I was surprised. While I am quite happy with all my books and audio sets, I hardly feel like a big success. So I asked her to tell me more.
It turns out that every year over 300,000 books are published in the U.S. Most of those do not sell more than 100 copies. So anything more than that threshold is actually fairly successful. I was quite surprised.
I remembered an author telling me his publisher had jettisoned him because his last book did not sell more than 10,000 copies. Something just didn’t seem to add up. If 100 books is a success, but 10,000 is not enough to hold onto a publishing contract, what the hell?
Upon much reflection, it turns out that our perceptions and expectations are a bit off the mark. For every million-copy book release, or major performing artist tour, or mega-star athlete announcement, there are countless talented, creative success stories that we never hear. And yet the standard to which we aspire is this extremely small segment of the whole.

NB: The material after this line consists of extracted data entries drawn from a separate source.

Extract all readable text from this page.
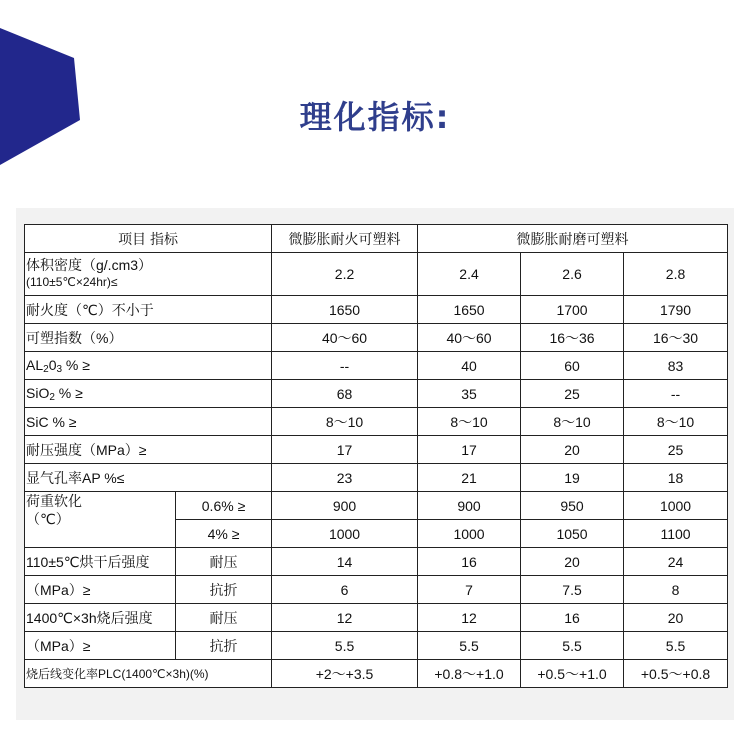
理化指标:
项目 指标		微膨胀耐火可塑料	微膨胀耐磨可塑料		

体积密度（g/.cm3）
(110±5℃×24hr)≤		2.2	2.4	2.6	2.8
耐火度（℃）不小于		1650	1650	1700	1790
可塑指数（%）		40～60	40～60	16～36	16～30
$AL_20_3$ % ≥		--	40	60	83
SiO$_2$ % ≥		68	35	25	--
SiC % ≥		8～10	8～10	8～10	8～10
耐压强度（MPa）≥		17	17	20	25
显气孔率AP %≤		23	21	19	18

荷重软化
（℃）	0.6% ≥	900	900	950	1000
	4% ≥	1000	1000	1050	1100
110±5℃烘干后强度	耐压	14	16	20	24
（MPa）≥	抗折	6	7	7.5	8
1400℃×3h烧后强度	耐压	12	12	16	20
（MPa）≥	抗折	5.5	5.5	5.5	5.5
烧后线变化率PLC(1400℃×3h)(%)		+2～+3.5	+0.8～+1.0	+0.5～+1.0	+0.5～+0.8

I flashed back to a concert hall in Asheville, North Carolina some years ago. The singer on the stage was so very good. I could not fathom why she was touring on small stages when clearly she was as talented as some very big name performers.
Therein lies the problem. Our mental benchmark for success is skewed. We compare ourselves and our experiences in unfair ways.

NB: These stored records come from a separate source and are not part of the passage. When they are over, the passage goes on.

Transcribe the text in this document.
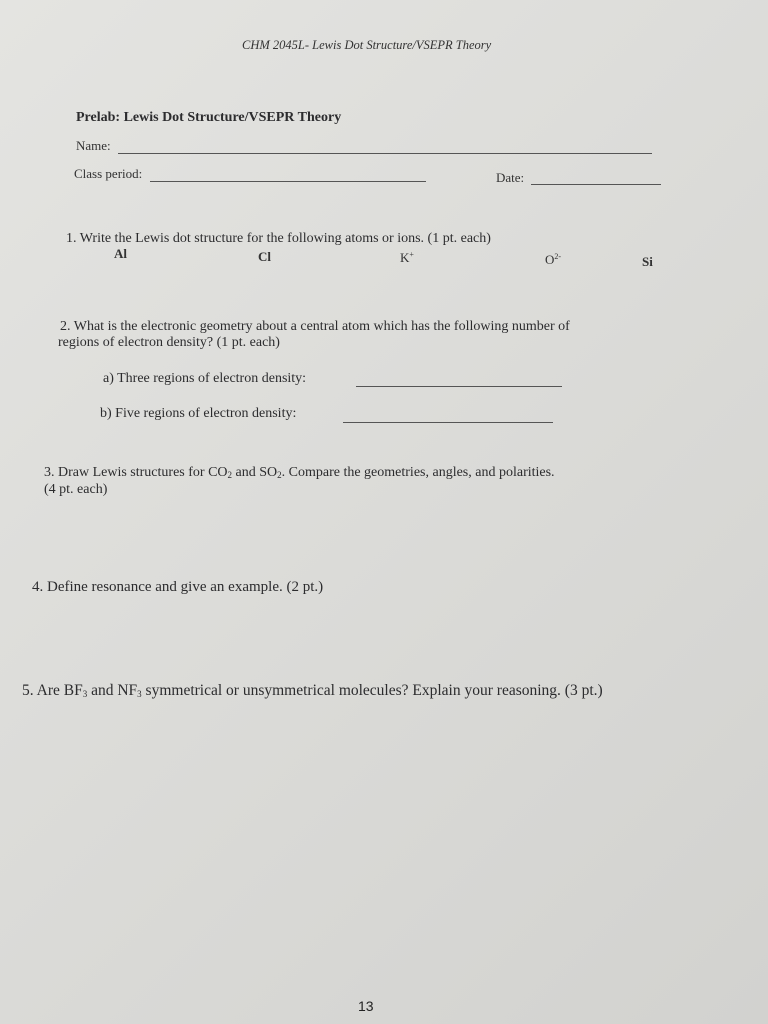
CHM 2045L- Lewis Dot Structure/VSEPR Theory
Prelab: Lewis Dot Structure/VSEPR Theory
Name:
Class period:	Date:
1. Write the Lewis dot structure for the following atoms or ions. (1 pt. each)
Al	Cl	K+	$O^{2-}$	Si
2. What is the electronic geometry about a central atom which has the following number of
regions of electron density? (1 pt. each)
a) Three regions of electron density:
b) Five regions of electron density:
3. Draw Lewis structures for $CO_2$ and $SO_2$. Compare the geometries, angles, and polarities.
(4 pt. each)
4. Define resonance and give an example. (2 pt.)
5. Are $BF_3$ and $NF_3$ symmetrical or unsymmetrical molecules? Explain your reasoning. (3 pt.)
13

Here are other examples. Every time we see a beautiful, romantic story on the big screen, something that sweeps us into our feelings, we cannot help but compare our own relationships to these glorious ones. Each time we watch the world’s best athletes deliver remarkable performances, invariably we contrast them to our own. Even the successes of our friends can cause our own to seemingly pale.
It turns out that most if not all of the problem is a perceptual one. And it is made all the more challenging because it is so difficult to appraise ourselves and our lives without some basis of comparison.

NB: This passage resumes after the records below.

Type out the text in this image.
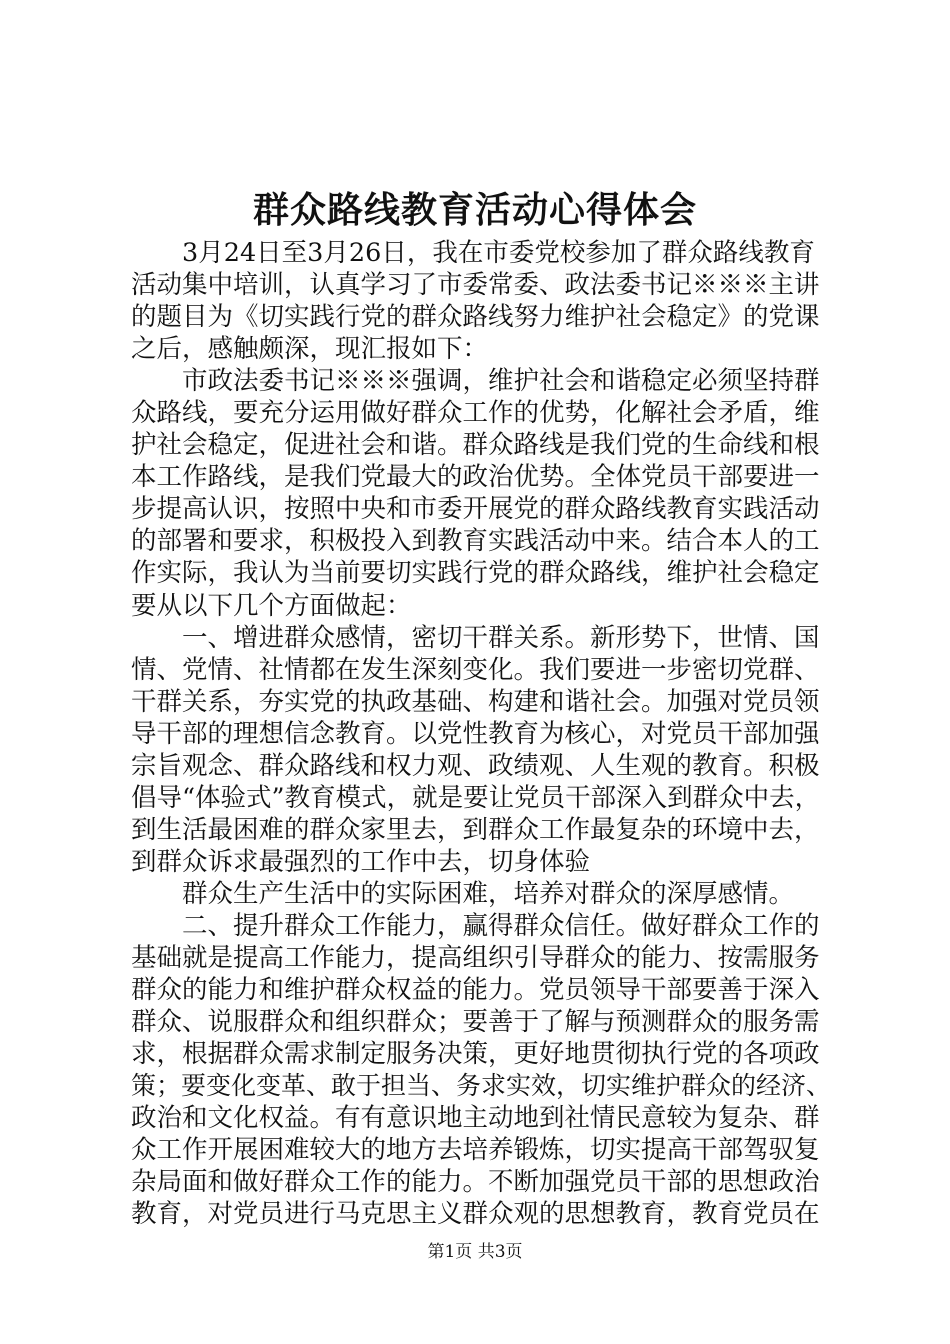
群众路线教育活动心得体会
　　3月24日至3月26日，我在市委党校参加了群众路线教育
活动集中培训，认真学习了市委常委、政法委书记※※※主讲
的题目为《切实践行党的群众路线努力维护社会稳定》的党课
之后，感触颇深，现汇报如下：
　　市政法委书记※※※强调，维护社会和谐稳定必须坚持群
众路线，要充分运用做好群众工作的优势，化解社会矛盾，维
护社会稳定，促进社会和谐。群众路线是我们党的生命线和根
本工作路线，是我们党最大的政治优势。全体党员干部要进一
步提高认识，按照中央和市委开展党的群众路线教育实践活动
的部署和要求，积极投入到教育实践活动中来。结合本人的工
作实际，我认为当前要切实践行党的群众路线，维护社会稳定
要从以下几个方面做起：
　　一、增进群众感情，密切干群关系。新形势下，世情、国
情、党情、社情都在发生深刻变化。我们要进一步密切党群、
干群关系，夯实党的执政基础、构建和谐社会。加强对党员领
导干部的理想信念教育。以党性教育为核心，对党员干部加强
宗旨观念、群众路线和权力观、政绩观、人生观的教育。积极
倡导“体验式”教育模式，就是要让党员干部深入到群众中去，
到生活最困难的群众家里去，到群众工作最复杂的环境中去，
到群众诉求最强烈的工作中去，切身体验
　　群众生产生活中的实际困难，培养对群众的深厚感情。
　　二、提升群众工作能力，赢得群众信任。做好群众工作的
基础就是提高工作能力，提高组织引导群众的能力、按需服务
群众的能力和维护群众权益的能力。党员领导干部要善于深入
群众、说服群众和组织群众；要善于了解与预测群众的服务需
求，根据群众需求制定服务决策，更好地贯彻执行党的各项政
策；要变化变革、敢于担当、务求实效，切实维护群众的经济、
政治和文化权益。有有意识地主动地到社情民意较为复杂、群
众工作开展困难较大的地方去培养锻炼，切实提高干部驾驭复
杂局面和做好群众工作的能力。不断加强党员干部的思想政治
教育，对党员进行马克思主义群众观的思想教育，教育党员在
第1页 共3页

Turning this philosophy back to myself, I was forced to examine my assumptions and conclusions.
Why do I feel diminished when my books and audio sets don't sell millions? Because without any awareness I unconsciously feel that without marketplace validation my work doesn't matter. And therefore I don’t matter.
Why is my sense of well-being threatened by others’ happiness? Because I fear I will be left out. That happiness is not available to me. At worst, I fear that something is wrong with me.
Why can’t I measure myself, my life, and my actions only by my own inner standards? Because for so long I have accepted external standards suggested to or imposed upon me. It is very hard to unlearn them.
What conclusion do I then draw? That all external appraisal may be invalid. Not that the feedback it contains is not valuable, but that the way I interpret it should be examined quite carefully.
Seeing True™
There is a truism in the rooms of recovery that demonstrates great wisdom - stop comparing your insides to their outsides.
Seeing True™ in Action
Here’s a neat little trick to challenge your assumptions about yourself, your life and your actions.
Pick some area in which you feel you have fallen short. Write at length about how and why you perceive that. Then pick someone you trust, who knows you well enough, and without telling them the details of how you perceive it, ask them how they perceive it. Take notes. You are likely to be in for some surprises, and valuable information.
While it may not be wise to compare ourselves to others and their perceptions, it is certainly valuable to have our own perspectives challenged by other viewpoints. Then some truth can find its way to us.